Retracing my steps down memory lane, two major life intersections stood out.
My parents’ divorce made me turn sharply away from home. Their split was not surprising news. I had felt its immanency throughout my childhood. The significance it had in shaping my life, beyond the significance divorce has in shaping child development in general, lay more in its timing. I was 16, on the cusp of realizing adulthood, and about to jump out of a broken nest. It’s hard enough to leave the comfort and familiarity of home, but when home is no longer familiar, suddenly everywhere is new. It was around that time that I decided what I wanted to be ‘when I grew up.’ A few years later, I applied to acting school.
My parents’ divorce made me turn sharply away from home.
With some distance between myself then and myself now, I realize a large influence on my desire to become an actor was to help me cope with what I was going through and better understand myself. As an actor, embodying emotional turmoil through the buffer of the characters I played, I got the opportunity to feel, but indirectly. Looking back, I realize this fits very well into my patterns in adulthood. Anguish, loss, and grief are difficult emotions to face. Work is my go-to buffer. It shields me from the space that can sometimes unexpectedly reveal deep sadness.
My life turned around and headed back toward familiar roots.
3-years-deep in the struggle of making it as an actor in New York City, I met Nathan, my now husband. It was during this time that my life took another sharp turn, and wandered back toward familiar roots. Nathan is from the Midwest, like me. I felt my heart go a-flutter when I listened to his first voicemail. My brother Andy had set us up and given him my number. He was calling me to invite me on our first (blind) date. His strong, endearing Upper Peninsula of Michigan accent (colloquially called a ‘Yooper’ accent) immediately caught my attention. A Yooper accent is like a Wisconsin accent times 100 and my heart recognized da sound of home. Luckily, his character was as endearing and as strong as his dialect.

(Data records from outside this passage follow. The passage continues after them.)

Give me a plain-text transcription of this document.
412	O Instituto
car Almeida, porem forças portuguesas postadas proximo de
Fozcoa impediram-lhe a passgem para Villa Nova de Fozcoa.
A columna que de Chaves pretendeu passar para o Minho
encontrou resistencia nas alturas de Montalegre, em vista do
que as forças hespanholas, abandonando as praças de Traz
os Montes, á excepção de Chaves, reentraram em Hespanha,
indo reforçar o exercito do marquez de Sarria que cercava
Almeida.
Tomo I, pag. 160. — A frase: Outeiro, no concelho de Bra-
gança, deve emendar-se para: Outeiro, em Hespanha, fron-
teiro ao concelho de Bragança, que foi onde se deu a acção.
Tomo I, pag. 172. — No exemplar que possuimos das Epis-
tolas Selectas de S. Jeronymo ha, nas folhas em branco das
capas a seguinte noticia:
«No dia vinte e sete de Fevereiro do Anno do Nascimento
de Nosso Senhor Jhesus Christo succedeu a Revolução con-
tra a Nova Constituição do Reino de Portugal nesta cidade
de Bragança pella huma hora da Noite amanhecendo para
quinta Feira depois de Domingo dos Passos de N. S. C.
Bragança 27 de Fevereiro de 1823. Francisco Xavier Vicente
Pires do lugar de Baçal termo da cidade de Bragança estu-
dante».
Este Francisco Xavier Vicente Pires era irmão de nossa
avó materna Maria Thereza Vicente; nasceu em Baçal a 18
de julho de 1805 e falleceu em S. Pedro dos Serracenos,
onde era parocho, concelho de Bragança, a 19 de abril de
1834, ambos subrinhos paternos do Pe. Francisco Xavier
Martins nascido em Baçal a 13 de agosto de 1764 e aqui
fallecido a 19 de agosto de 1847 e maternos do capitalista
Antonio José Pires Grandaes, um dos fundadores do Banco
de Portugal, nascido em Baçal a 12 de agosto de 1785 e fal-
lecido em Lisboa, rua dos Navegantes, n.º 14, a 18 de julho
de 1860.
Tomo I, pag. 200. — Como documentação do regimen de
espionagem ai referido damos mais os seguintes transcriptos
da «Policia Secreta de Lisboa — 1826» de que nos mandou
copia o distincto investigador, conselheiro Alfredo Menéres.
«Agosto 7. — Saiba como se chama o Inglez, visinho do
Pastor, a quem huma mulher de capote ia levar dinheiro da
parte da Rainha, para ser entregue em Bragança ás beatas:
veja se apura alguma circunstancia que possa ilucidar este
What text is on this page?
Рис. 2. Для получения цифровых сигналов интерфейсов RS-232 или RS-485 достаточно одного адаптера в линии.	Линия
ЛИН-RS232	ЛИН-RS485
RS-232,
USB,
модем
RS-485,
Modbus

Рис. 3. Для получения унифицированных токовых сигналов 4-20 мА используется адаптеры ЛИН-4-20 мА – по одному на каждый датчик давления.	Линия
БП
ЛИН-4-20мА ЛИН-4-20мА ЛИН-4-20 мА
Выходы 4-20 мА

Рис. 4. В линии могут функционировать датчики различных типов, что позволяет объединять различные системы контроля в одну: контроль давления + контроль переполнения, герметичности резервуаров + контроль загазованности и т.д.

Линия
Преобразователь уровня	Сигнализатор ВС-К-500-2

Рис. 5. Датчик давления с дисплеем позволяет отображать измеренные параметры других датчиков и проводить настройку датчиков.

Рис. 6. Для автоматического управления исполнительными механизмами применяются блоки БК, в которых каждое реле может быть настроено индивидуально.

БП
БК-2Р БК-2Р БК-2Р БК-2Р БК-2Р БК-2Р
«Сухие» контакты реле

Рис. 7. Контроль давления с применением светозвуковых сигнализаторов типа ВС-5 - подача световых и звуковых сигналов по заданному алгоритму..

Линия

My relationship with Nathan added steadiness and security to my unstable actor life. This security gave me space to consider my future more seriously and ask myself what I really wanted out of my acting career. Thinking ahead to a future with him, it inspired me to ask myself what I really wanted out of my life. One answer stood out more than the rest…I wanted desperately to quit waiting tables. This survival job was making me miserable. I felt stuck. Nathan helped me brainstorm other things I could do that would be flexible enough to accommodate auditioning and lucrative enough to pay rent. I settled on getting certified to teach immigrants and foreign visitors English. But in seeking to replace my side-job, I accidentally replaced my career. My first foray into teaching lead me quickly to realize that I loved it. Soon after, I started teaching yoga, which I had been practicing since acting school.
I found my vocation.
In finding teaching, I had found my vocation. It’s a vocation with deep roots in my family ancestry. Through the generations, a great many of my relatives are teachers, including my mother, my father and my oldest brother, Matt. Nathan is a teacher, too. I avoided following in the steps of my family for a long time, but eventually, I fell right into their deep footprints.
I had gone very far away mentally on this purposeless walk when I realized I was approaching my building’s stoop. Like all my walks, I had no idea where it would take me. And in not knowing, I was able to stumble upon some unexpected clarity and perspective. The question “where do you want to be in 5, 10, or 20 years” has always completely mystified me. But I think I better understand the value in asking it after this walk. The question, I feel, is more of a reflective tool that really asks what you value now. And in asking yourself what you value now, another useful question to ask is, “what were the most pivotal turns I took to get here?” The directions you turned can reveal a lot about the compass that guides you.
In 5, 10, 20 years, I hope that I am still dropping my agenda to take regular purposeless walks.